Ask HN: What to do with t-shirts from a defunct startup - palidanx

I have about 140 t-shirts from a defunct start-up.  Does anybody have any advice of what best to do with it?
======
informatimago
Yes, wear them. You've got t-shirts for the rest of your life.

In my experience, if you take care of them, wearing them once a week and
washing in the machine once a week, they can easily last three years (still
good after that, only less nice). So you would use them at the rythm of 7 each
3 years. 140*3/7 = 60 years.

Now of course, you probably have t-shirts of various sizes. Either you will
fatten or get slimer, and be able to wear them all, or you may have your
children and your wife wear some of them, but that should still be good for 20
years.

Now, you just have to find a startup that would print pants instead of
t-shirts, and another with shoes, and and you'll be entirely clothed for life!
:-)

------
ColinCera
Wear them. I haven't bought undershirts in 10+ years, thanks to a failed
startup.
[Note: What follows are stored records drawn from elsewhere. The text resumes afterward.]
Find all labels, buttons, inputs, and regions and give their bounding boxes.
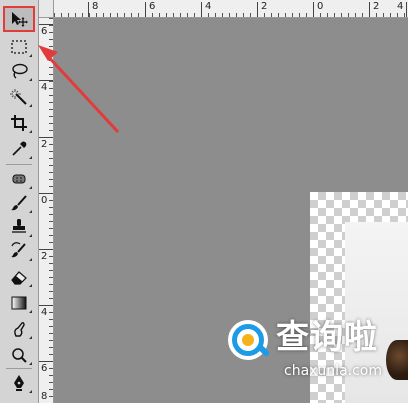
ruler-label: 0 xyxy=(317,1,324,12)
vertical-ruler[interactable]: 6 4 2 0 2 4 6 8 xyxy=(39,18,54,403)
ruler-label: 6 xyxy=(41,363,48,374)
lasso-tool-button[interactable] xyxy=(5,60,33,82)
pen-tool-button[interactable] xyxy=(5,372,33,394)
horizontal-ruler[interactable]: 8 6 4 2 0 2 4 xyxy=(54,0,408,18)
move-tool-button[interactable] xyxy=(3,6,35,32)
ruler-label: 2 xyxy=(41,139,48,150)
ruler-label: 6 xyxy=(41,26,48,37)
blur-tool-button[interactable] xyxy=(5,318,33,340)
ruler-label: 4 xyxy=(205,1,212,12)
ruler-label: 2 xyxy=(41,251,48,262)
watermark-url: chaxunla.com xyxy=(284,363,382,379)
ruler-label: 2 xyxy=(261,1,268,12)
move-icon xyxy=(12,12,28,27)
pen-icon xyxy=(14,375,24,391)
logo-dot-icon xyxy=(242,334,254,346)
clone-stamp-tool-button[interactable] xyxy=(5,216,33,238)
eraser-tool-button[interactable] xyxy=(5,266,33,288)
ruler-origin[interactable] xyxy=(39,0,54,18)
eraser-icon xyxy=(11,271,27,285)
bandage-icon xyxy=(12,174,26,184)
spot-healing-brush-tool-button[interactable] xyxy=(5,168,33,190)
crop-tool-button[interactable] xyxy=(5,112,33,134)
crop-icon xyxy=(11,115,27,131)
ruler-label: 2 xyxy=(373,1,380,12)
ruler-label: 4 xyxy=(41,82,48,93)
dodge-tool-button[interactable] xyxy=(5,344,33,366)
ruler-label: 4 xyxy=(41,307,48,318)
ruler-label: 8 xyxy=(92,1,99,12)
ruler-label: 6 xyxy=(149,1,156,12)
ruler-label: 8 xyxy=(41,391,48,402)
gradient-icon xyxy=(11,296,27,310)
rectangular-marquee-tool-button[interactable] xyxy=(5,36,33,58)
lasso-icon xyxy=(12,63,28,79)
finger-smudge-icon xyxy=(14,322,25,337)
watermark-title: 查询啦 xyxy=(276,317,378,356)
gradient-tool-button[interactable] xyxy=(5,292,33,314)
tools-panel xyxy=(0,0,39,403)
eyedropper-icon xyxy=(12,141,27,156)
magic-wand-icon xyxy=(10,89,27,105)
magic-wand-tool-button[interactable] xyxy=(5,86,33,108)
dodge-icon xyxy=(12,348,27,363)
brush-icon xyxy=(11,195,27,211)
watermark: 查询啦 chaxunla.com xyxy=(224,314,384,384)
brush-tool-button[interactable] xyxy=(5,192,33,214)
eyedropper-tool-button[interactable] xyxy=(5,138,33,160)
history-brush-tool-button[interactable] xyxy=(5,240,33,262)
ruler-label: 4 xyxy=(397,1,404,12)
image-detail xyxy=(386,340,408,380)
history-brush-icon xyxy=(11,242,26,258)
stamp-icon xyxy=(12,219,26,233)
marquee-icon xyxy=(11,40,27,54)
ruler-label: 0 xyxy=(41,195,48,206)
I still have one more entire garbage bag full of brand new t-shirts
yet to go.

Edit: In this case, it wasn't a failed startup (though the company did
eventually fail), it was the marketing department picking a name for our new
product, and printing up 500 t-shirts and a truckload of other sales
collateral for a trade show, without bothering to check if the name was
already trademarked (which it was, by another software company, in the same
city).

------
mkal_tsr
Donate them to your local shelter or thrift store.